Intervalos de Confiança I
Em algumas situações, desejamos criar um intervalo pequeno tal que seja bastante plausível que o parâmetro esteja dentro dele. A seguir, veremos formalmente como operacionalizar este objetivo. Estaremos interessados em construir um intervalo de confiança para \(\mu\).
O primeiro passo consiste em observar que um intervalo é constituído por um limite inferior, \(l_1(X)\), e um limite superior \(l_2(X)\). Assim, construir o intervalos consiste em escolher \(l_1(X)\) e \(l_2(X)\) baseados na amostra. Para cumprir nossos objetivos, gostaríamos que \(l2(X)-l_1(X)\) fosse pequeno, ou seja, o comprimento do intervalo fosse pequeno e, antes de a amostra ser observada, \(P(l_1(X) < \mu < l_2(X))\) seja grande. Em particular, fixaremos um \(\alpha\) pequeno e construíremos o intervalo de tal forma que \(P(l_1(X) < \mu < l_2(X)) = 1-\alpha\). Após obtida a amostra, dizemos que \([l_1(x),l_2(x)]\) é um intervalo de confiança \(1-\alpha\) para \(\mu\).
A seguir, veremos alguns exemplos de intervalo de confiança.

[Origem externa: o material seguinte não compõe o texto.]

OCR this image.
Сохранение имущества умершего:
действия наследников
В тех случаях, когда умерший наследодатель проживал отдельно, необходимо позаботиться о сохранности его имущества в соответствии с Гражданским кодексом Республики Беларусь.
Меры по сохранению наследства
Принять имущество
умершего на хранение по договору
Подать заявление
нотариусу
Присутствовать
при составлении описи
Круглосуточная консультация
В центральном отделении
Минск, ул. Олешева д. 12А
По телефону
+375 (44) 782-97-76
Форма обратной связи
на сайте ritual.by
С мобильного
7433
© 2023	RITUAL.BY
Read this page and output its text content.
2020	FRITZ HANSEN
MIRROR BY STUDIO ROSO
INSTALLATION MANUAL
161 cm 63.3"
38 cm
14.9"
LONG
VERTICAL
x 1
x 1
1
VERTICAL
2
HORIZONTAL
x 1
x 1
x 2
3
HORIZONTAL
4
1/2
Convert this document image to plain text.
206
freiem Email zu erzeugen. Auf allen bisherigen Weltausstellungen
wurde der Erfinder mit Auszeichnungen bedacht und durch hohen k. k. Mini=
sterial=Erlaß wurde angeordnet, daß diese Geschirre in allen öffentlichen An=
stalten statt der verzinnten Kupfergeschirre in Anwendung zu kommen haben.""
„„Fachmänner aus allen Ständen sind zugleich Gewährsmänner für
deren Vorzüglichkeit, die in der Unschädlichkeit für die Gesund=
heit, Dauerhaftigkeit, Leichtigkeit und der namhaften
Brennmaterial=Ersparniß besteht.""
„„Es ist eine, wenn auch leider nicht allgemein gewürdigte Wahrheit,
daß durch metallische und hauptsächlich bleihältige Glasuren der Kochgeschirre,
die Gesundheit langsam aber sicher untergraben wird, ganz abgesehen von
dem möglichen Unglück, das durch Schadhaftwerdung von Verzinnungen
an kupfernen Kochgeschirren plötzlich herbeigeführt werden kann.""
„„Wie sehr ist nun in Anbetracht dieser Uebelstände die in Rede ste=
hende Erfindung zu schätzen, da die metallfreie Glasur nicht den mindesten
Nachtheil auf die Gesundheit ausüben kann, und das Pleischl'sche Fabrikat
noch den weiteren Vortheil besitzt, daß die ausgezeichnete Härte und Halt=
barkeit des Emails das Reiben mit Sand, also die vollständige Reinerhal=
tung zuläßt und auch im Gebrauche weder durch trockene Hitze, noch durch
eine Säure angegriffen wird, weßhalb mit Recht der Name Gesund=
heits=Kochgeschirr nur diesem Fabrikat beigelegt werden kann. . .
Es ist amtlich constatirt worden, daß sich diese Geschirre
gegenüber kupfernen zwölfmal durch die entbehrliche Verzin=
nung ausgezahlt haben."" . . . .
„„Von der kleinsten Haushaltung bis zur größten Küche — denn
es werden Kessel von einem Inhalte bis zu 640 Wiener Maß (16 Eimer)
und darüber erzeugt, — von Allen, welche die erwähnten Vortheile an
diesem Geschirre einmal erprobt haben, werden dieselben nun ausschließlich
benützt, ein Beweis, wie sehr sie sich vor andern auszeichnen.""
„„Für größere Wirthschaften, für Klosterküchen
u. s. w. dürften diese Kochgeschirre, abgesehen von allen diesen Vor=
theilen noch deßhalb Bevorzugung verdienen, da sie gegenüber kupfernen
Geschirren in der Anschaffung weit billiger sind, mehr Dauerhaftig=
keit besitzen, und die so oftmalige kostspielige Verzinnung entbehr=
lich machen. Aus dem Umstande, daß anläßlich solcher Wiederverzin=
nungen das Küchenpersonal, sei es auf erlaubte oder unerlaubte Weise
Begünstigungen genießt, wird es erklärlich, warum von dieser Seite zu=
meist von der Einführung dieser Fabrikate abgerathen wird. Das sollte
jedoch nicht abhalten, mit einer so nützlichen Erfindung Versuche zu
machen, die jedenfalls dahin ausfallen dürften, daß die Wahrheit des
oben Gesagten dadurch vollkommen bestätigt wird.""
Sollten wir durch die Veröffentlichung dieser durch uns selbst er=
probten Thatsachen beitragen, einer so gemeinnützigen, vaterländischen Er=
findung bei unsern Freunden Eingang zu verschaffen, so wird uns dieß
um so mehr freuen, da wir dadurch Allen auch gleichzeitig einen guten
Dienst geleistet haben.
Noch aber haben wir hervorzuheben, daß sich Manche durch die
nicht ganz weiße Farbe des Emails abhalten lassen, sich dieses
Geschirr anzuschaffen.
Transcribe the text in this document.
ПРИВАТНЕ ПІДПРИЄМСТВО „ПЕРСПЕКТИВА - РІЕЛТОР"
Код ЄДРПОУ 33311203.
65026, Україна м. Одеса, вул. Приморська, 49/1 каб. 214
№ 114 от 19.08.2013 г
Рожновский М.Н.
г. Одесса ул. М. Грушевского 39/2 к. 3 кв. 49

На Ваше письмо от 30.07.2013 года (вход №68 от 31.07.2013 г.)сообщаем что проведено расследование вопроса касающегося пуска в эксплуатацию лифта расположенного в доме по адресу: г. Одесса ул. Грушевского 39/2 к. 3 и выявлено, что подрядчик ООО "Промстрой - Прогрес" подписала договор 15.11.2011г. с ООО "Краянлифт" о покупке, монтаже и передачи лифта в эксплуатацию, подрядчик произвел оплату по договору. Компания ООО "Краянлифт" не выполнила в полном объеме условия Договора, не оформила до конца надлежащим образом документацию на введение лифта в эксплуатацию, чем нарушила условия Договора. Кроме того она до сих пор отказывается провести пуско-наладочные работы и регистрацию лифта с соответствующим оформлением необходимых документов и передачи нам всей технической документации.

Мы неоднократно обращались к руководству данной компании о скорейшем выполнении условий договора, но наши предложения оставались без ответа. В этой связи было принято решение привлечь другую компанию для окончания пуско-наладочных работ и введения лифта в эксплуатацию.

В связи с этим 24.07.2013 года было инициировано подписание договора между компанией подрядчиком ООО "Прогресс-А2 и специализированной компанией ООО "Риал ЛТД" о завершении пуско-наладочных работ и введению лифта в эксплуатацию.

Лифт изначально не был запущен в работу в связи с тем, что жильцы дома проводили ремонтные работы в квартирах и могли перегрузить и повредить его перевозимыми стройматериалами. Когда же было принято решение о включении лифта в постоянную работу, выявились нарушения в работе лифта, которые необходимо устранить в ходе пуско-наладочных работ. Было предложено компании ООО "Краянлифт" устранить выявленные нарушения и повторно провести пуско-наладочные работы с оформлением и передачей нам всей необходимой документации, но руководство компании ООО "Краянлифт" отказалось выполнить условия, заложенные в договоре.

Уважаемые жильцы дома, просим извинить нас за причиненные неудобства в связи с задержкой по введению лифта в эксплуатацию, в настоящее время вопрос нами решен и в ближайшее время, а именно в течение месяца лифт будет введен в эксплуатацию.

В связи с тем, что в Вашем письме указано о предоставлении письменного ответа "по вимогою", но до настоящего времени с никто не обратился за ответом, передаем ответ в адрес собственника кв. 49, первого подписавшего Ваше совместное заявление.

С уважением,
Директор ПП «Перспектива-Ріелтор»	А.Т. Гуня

Normal com variância conhecida
Considere que \(X_{1},\ldots,X_{n}\) são observações independentes e tais que \(X_{i} \sim N(\mu,\sigma_0^2)\), onde \(\sigma_0^2\) é o desvio padrão conhecido das observações. Gostaríamos de utilizar estas observações para determinar \(l_1(X)\) e \(l_2(X)\) de tal forma que
\[ P(l_1(X) \leq \mu \leq l_2(X)) = 1-\alpha \] Para tal, note que \(\bar{X} \sim N\left(\mu,\frac{\sigma_0^2}{n}\right)\) e, portanto, decorre da padronização da distribuição normal que \[ \frac{\sqrt{n}(\bar{X}-\mu)}{\sigma_0} = \frac{\bar{X}-\mu}{\sqrt{\frac{\sigma_0^2}{n}}} \sim N(0,1) \] Como \(Z = \frac{\sqrt{n}(\bar{X}-\mu)}{\sigma_0}\) tem distribuição normal padrão, podemos determinar \(c_1\) e \(c_2\) de tal forma que \(P(Z < c_1) = 0.5\alpha\) e \(P(Z > c_2)=0.5\alpha\). Neste caso, temos que:
\[P\left(c_1 < \frac{\bar{X}-\mu}{\sqrt{\frac{\sigma_0^2}{n}}} < c_2\right) = 1-\alpha\]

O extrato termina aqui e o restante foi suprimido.